Brent Daniels - Every Road Has a Turn


Brent Daniels - Every Road Has a Turn 


The first album from Brent Daniels, Every Road Has a Turn, has a title reflective of his personal journey to this point. His early passion for music short-circuited for a few years while he pursued an alternative career as an electrician, but the desire to sing and perform couldn’t be repressed forever. Daniels sounds like a man finally released to chase down his dreams on a lot of these songs. He sings with such unrestrained enthusiasm, always managing to temper it with a generous dose of technique, that it isn’t difficult to imagine this is the experience of a lifetime so far for the talented young performer. His voice is the stuff careers are built from. It isn’t enough to just be able to hit the notes, you have to own the material and put something of yourself into it that no one else could and make the audience feel that experience. Brent Daniels does that on this album. 

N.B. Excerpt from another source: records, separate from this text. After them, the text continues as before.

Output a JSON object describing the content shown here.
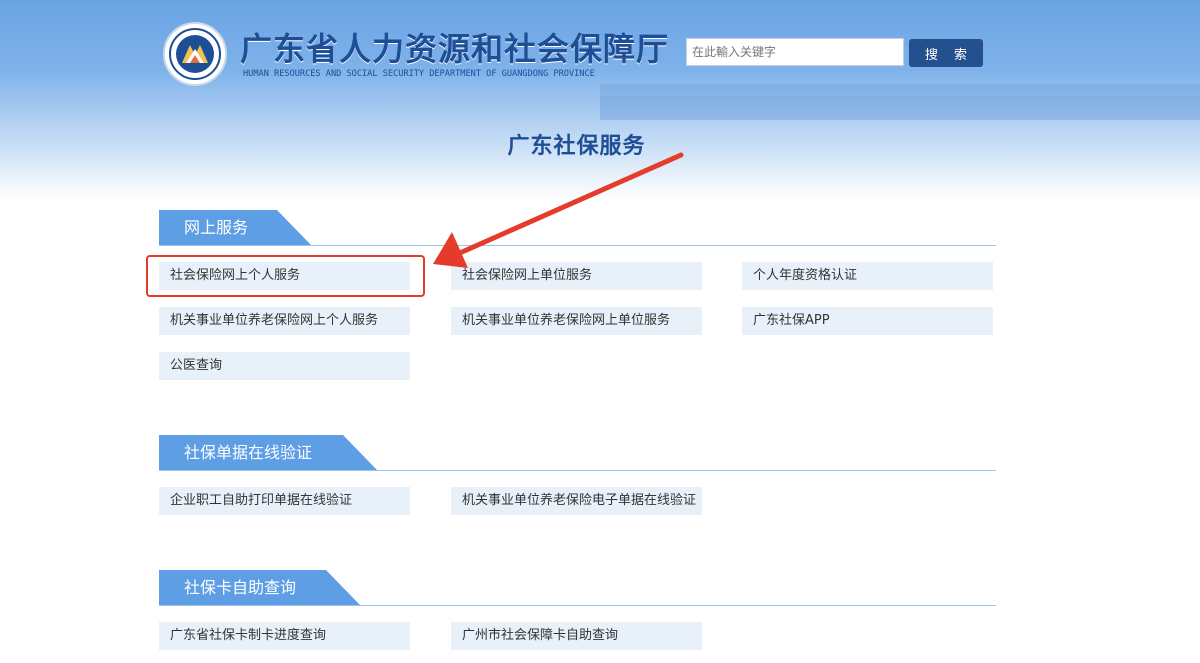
{
  "header": {
    "site_title": "广东省人力资源和社会保障厅",
    "site_subtitle": "HUMAN RESOURCES AND SOCIAL SECURITY DEPARTMENT OF GUANGDONG PROVINCE",
    "search": {
      "placeholder": "在此輸入关键字",
      "button_label": "搜 索"
    }
  },
  "page_title": "广东社保服务",
  "sections": [
    {
      "title": "网上服务",
      "items": [
        "社会保险网上个人服务",
        "社会保险网上单位服务",
        "个人年度资格认证",
        "机关事业单位养老保险网上个人服务",
        "机关事业单位养老保险网上单位服务",
        "广东社保APP",
        "公医查询"
      ]
    },
    {
      "title": "社保单据在线验证",
      "items": [
        "企业职工自助打印单据在线验证",
        "机关事业单位养老保险电子单据在线验证"
      ]
    },
    {
      "title": "社保卡自助查询",
      "items": [
        "广东省社保卡制卡进度查询",
        "广州市社会保障卡自助查询"
      ]
    }
  ],
  "colors": {
    "accent_blue": "#5d9ee4",
    "title_blue": "#1d4e96",
    "item_background": "#e8f1fa",
    "annotation_red": "#e53b2a"
  },
  "icons": [
    "department-emblem-icon"
  ]
}
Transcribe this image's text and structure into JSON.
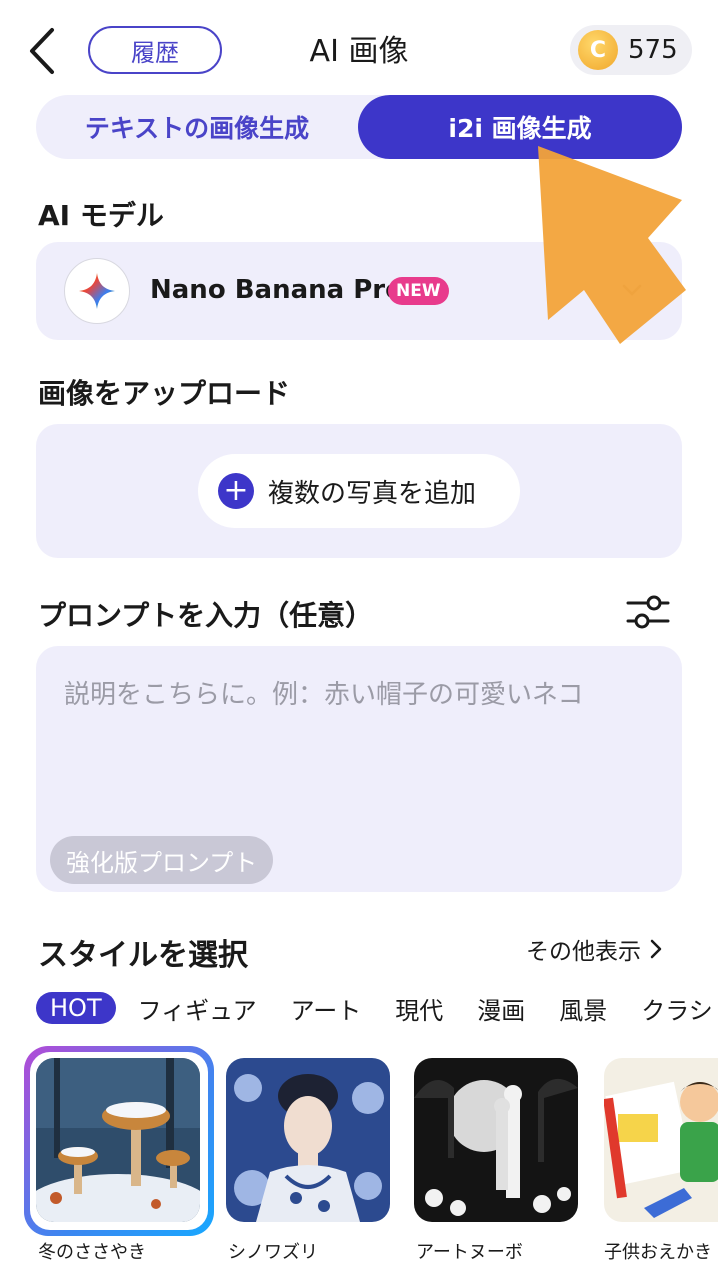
{
  "header": {
    "back_icon": "chevron-left-icon",
    "history_label": "履歴",
    "title": "AI 画像",
    "coin_symbol": "C",
    "coin_count": "575"
  },
  "tabs": [
    {
      "label": "テキストの画像生成",
      "active": false
    },
    {
      "label": "i2i 画像生成",
      "active": true
    }
  ],
  "model": {
    "section_label": "AI モデル",
    "name": "Nano Banana Pro",
    "badge": "NEW"
  },
  "upload": {
    "section_label": "画像をアップロード",
    "button_label": "複数の写真を追加"
  },
  "prompt": {
    "section_label": "プロンプトを入力（任意）",
    "placeholder": "説明をこちらに。例：赤い帽子の可愛いネコ",
    "enhance_label": "強化版プロンプト"
  },
  "styles": {
    "section_label": "スタイルを選択",
    "more_label": "その他表示",
    "categories": [
      "HOT",
      "フィギュア",
      "アート",
      "現代",
      "漫画",
      "風景",
      "クラシ"
    ],
    "items": [
      {
        "caption": "冬のささやき",
        "selected": true
      },
      {
        "caption": "シノワズリ",
        "selected": false
      },
      {
        "caption": "アートヌーボ",
        "selected": false
      },
      {
        "caption": "子供おえかき",
        "selected": false
      }
    ]
  },
  "colors": {
    "accent": "#3d36c9",
    "card_bg": "#efeefb",
    "badge": "#e83b8c",
    "arrow_overlay": "#f2a33a"
  }
}
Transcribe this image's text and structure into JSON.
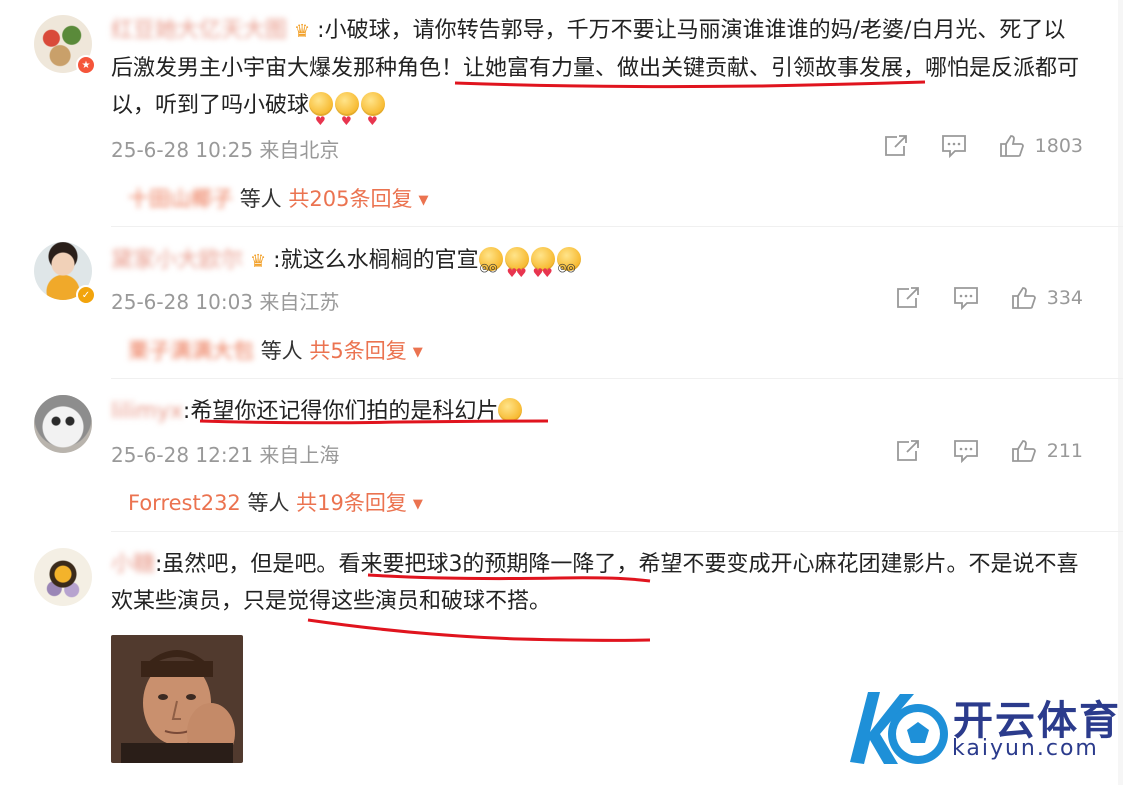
{
  "comments": [
    {
      "username": "红豆她大亿天大图",
      "text_intro": ":小破球，请你转告郭导，千万不要让马丽演谁谁谁的妈/老婆/白月光、死了以后激发男主小宇宙大爆发那种角色！",
      "text_underlined": "让她富有力量、做出关键贡献、引领故事发展，",
      "text_outro": "哪怕是反派都可以，听到了吗小破球",
      "time": "25-6-28 10:25",
      "location": "来自北京",
      "likes": "1803",
      "reply_users": "十田山椰子",
      "reply_suffix": "等人",
      "reply_count": "共205条回复"
    },
    {
      "username": "黛家小大欧尔",
      "text": ":就这么水榈榈的官宣",
      "time": "25-6-28 10:03",
      "location": "来自江苏",
      "likes": "334",
      "reply_users": "栗子满满大包",
      "reply_suffix": "等人",
      "reply_count": "共5条回复"
    },
    {
      "username": "lilimyx",
      "text": ":希望你还记得你们拍的是科幻片",
      "time": "25-6-28 12:21",
      "location": "来自上海",
      "likes": "211",
      "reply_users": "Forrest232",
      "reply_suffix": "等人",
      "reply_count": "共19条回复"
    },
    {
      "username": "小糖",
      "text_intro": ":虽然吧，但是吧。",
      "text_underlined": "看来要把球3的预期降一降了，",
      "text_mid": "希望不要变成开心麻花团建影片。不是说不喜欢某些演员，",
      "text_underlined2": "只是觉得这些演员和破球不搭。"
    }
  ],
  "logo": {
    "cn": "开云体育",
    "en": "kaiyun.com"
  },
  "colors": {
    "accent": "#eb7350",
    "underline": "#e0141e",
    "meta": "#999999",
    "logo": "#2b3b8c"
  },
  "icons": [
    "share-icon",
    "comment-icon",
    "like-icon",
    "caret-down-icon",
    "crown-icon",
    "verified-icon"
  ]
}
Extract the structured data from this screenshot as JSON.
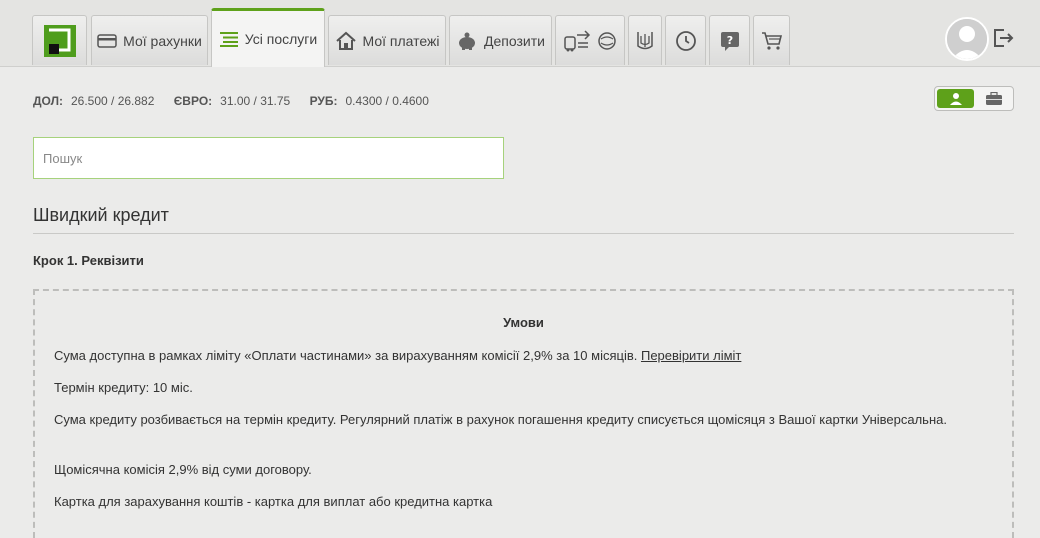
{
  "nav": {
    "tabs": [
      {
        "id": "logo",
        "label": ""
      },
      {
        "id": "accounts",
        "label": "Мої рахунки"
      },
      {
        "id": "services",
        "label": "Усі послуги"
      },
      {
        "id": "payments",
        "label": "Мої платежі"
      },
      {
        "id": "deposits",
        "label": "Депозити"
      }
    ],
    "icon_tabs": [
      "travel-icon",
      "globe-icon",
      "trident-icon",
      "history-icon",
      "help-icon",
      "cart-icon"
    ],
    "accent_color": "#5ea11a"
  },
  "rates": {
    "usd_label": "ДОЛ:",
    "usd_value": "26.500 / 26.882",
    "eur_label": "ЄВРО:",
    "eur_value": "31.00 / 31.75",
    "rub_label": "РУБ:",
    "rub_value": "0.4300 / 0.4600"
  },
  "search": {
    "placeholder": "Пошук"
  },
  "page": {
    "title": "Швидкий кредит",
    "step": "Крок 1. Реквізити"
  },
  "conditions": {
    "title": "Умови",
    "line1": "Сума доступна в рамках ліміту «Оплати частинами» за вирахуванням комісії 2,9% за 10 місяців.",
    "line1_link": "Перевірити ліміт",
    "line2": "Термін кредиту: 10 міс.",
    "line3": "Сума кредиту розбивається на термін кредиту. Регулярний платіж в рахунок погашення кредиту списується щомісяця з Вашої картки Універсальна.",
    "line4": "Щомісячна комісія 2,9% від суми договору.",
    "line5": "Картка для зарахування коштів - картка для виплат або кредитна картка"
  }
}
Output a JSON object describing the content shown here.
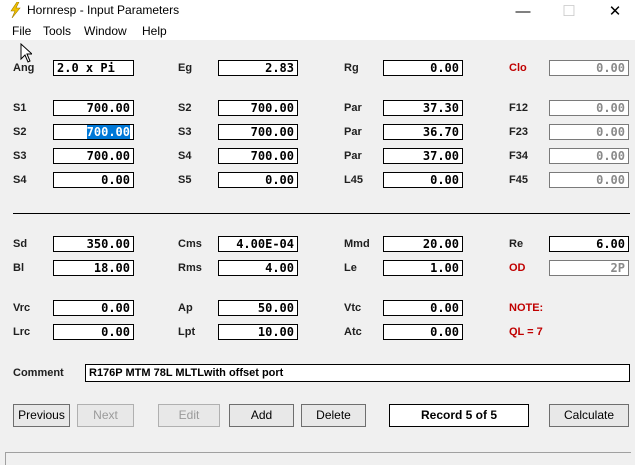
{
  "window": {
    "title": "Hornresp - Input Parameters",
    "minimize": "—",
    "maximize": "☐",
    "close": "✕"
  },
  "menu": [
    "File",
    "Tools",
    "Window",
    "Help"
  ],
  "params": {
    "ang": {
      "label": "Ang",
      "value": "2.0 x Pi"
    },
    "eg": {
      "label": "Eg",
      "value": "2.83"
    },
    "rg": {
      "label": "Rg",
      "value": "0.00"
    },
    "clo": {
      "label": "Clo",
      "value": "0.00"
    },
    "s1": {
      "label": "S1",
      "value": "700.00"
    },
    "s2a": {
      "label": "S2",
      "value": "700.00"
    },
    "par1": {
      "label": "Par",
      "value": "37.30"
    },
    "f12": {
      "label": "F12",
      "value": "0.00"
    },
    "s2b": {
      "label": "S2",
      "value": "700.00"
    },
    "s3a": {
      "label": "S3",
      "value": "700.00"
    },
    "par2": {
      "label": "Par",
      "value": "36.70"
    },
    "f23": {
      "label": "F23",
      "value": "0.00"
    },
    "s3b": {
      "label": "S3",
      "value": "700.00"
    },
    "s4a": {
      "label": "S4",
      "value": "700.00"
    },
    "par3": {
      "label": "Par",
      "value": "37.00"
    },
    "f34": {
      "label": "F34",
      "value": "0.00"
    },
    "s4b": {
      "label": "S4",
      "value": "0.00"
    },
    "s5": {
      "label": "S5",
      "value": "0.00"
    },
    "l45": {
      "label": "L45",
      "value": "0.00"
    },
    "f45": {
      "label": "F45",
      "value": "0.00"
    },
    "sd": {
      "label": "Sd",
      "value": "350.00"
    },
    "cms": {
      "label": "Cms",
      "value": "4.00E-04"
    },
    "mmd": {
      "label": "Mmd",
      "value": "20.00"
    },
    "re": {
      "label": "Re",
      "value": "6.00"
    },
    "bl": {
      "label": "Bl",
      "value": "18.00"
    },
    "rms": {
      "label": "Rms",
      "value": "4.00"
    },
    "le": {
      "label": "Le",
      "value": "1.00"
    },
    "od": {
      "label": "OD",
      "value": "2P"
    },
    "vrc": {
      "label": "Vrc",
      "value": "0.00"
    },
    "ap": {
      "label": "Ap",
      "value": "50.00"
    },
    "vtc": {
      "label": "Vtc",
      "value": "0.00"
    },
    "note": {
      "label": "NOTE:"
    },
    "lrc": {
      "label": "Lrc",
      "value": "0.00"
    },
    "lpt": {
      "label": "Lpt",
      "value": "10.00"
    },
    "atc": {
      "label": "Atc",
      "value": "0.00"
    },
    "ql": {
      "label": "QL = 7"
    }
  },
  "comment": {
    "label": "Comment",
    "value": "R176P MTM 78L MLTLwith offset port"
  },
  "buttons": {
    "previous": "Previous",
    "next": "Next",
    "edit": "Edit",
    "add": "Add",
    "delete": "Delete",
    "calculate": "Calculate"
  },
  "record": "Record 5 of 5",
  "colors": {
    "accent_red": "#c00000",
    "selection": "#0078d7"
  }
}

“My First Friday Night” seems full of possibility based on title alone and the song’s lyric keeps listeners in a semi-state of suspense until it reveals its true subject early on. It’s musically stylish and hints of a classic country sound keep coming through via the structure and the song takes a number of very nice turns as it progresses. There’s no inklings of classic country peeking through the song “My Truck’s Bigger than Your Truck” and the shift in sound and approach is so massive that some of Daniels’ audience might feel the sting of whiplash. It isn’t a song that pretends to be high art – instead, it’s pure youthful exuberance and quintessentially American. There’s some humor tossed in for good measure reminding us to never take this tune very seriously. “Party at the End of the Road” shares a similar spirit, obviously, but it doesn’t lay on the rock elements quite as heavily as what we heard on the last song. Despite the typical first class musical accompaniment, this plays up the same carefree attitude heard in “My Truck’s Bigger than Your Truck” with an even stronger chorus. “Love You Down” has some low-key rock energy that Daniels and his band mates cut loose with at crucial points during the recording.  

“Everything About You” is one of the album’s finest musical moments thanks to the great playing during the chorus and how they escalate it perfectly into another memorable refrain. The pop sensibility on this album never compromises its country spirit however; Daniels has some less than obvious influences and they certainly aren’t exclusive pulled from the rock and pop world. The delicate acoustic structure of “Hold On” doesn’t mean that Daniels and his fellow musicians aren’t allowed to marshal the same energies, they just get turned to a much different effect here. His singing really goes deeply into the track and it’s easy to hear his engagement with every word. Brent Daniels wraps up Every Road Has a Turn with another riff on classic country songwriting with the song “I’ve Been Gone” and it reaffirms his best points as a performing artist. He shows the same consistent talent for getting inside a song and filling it with his own personality and slight smirks snaking through on certain lines attests to his emotive skills for a final time. Anyone who hears this album and starts following Brent Daniels is smart and lucky. You’re coming in on the ground floor of something special.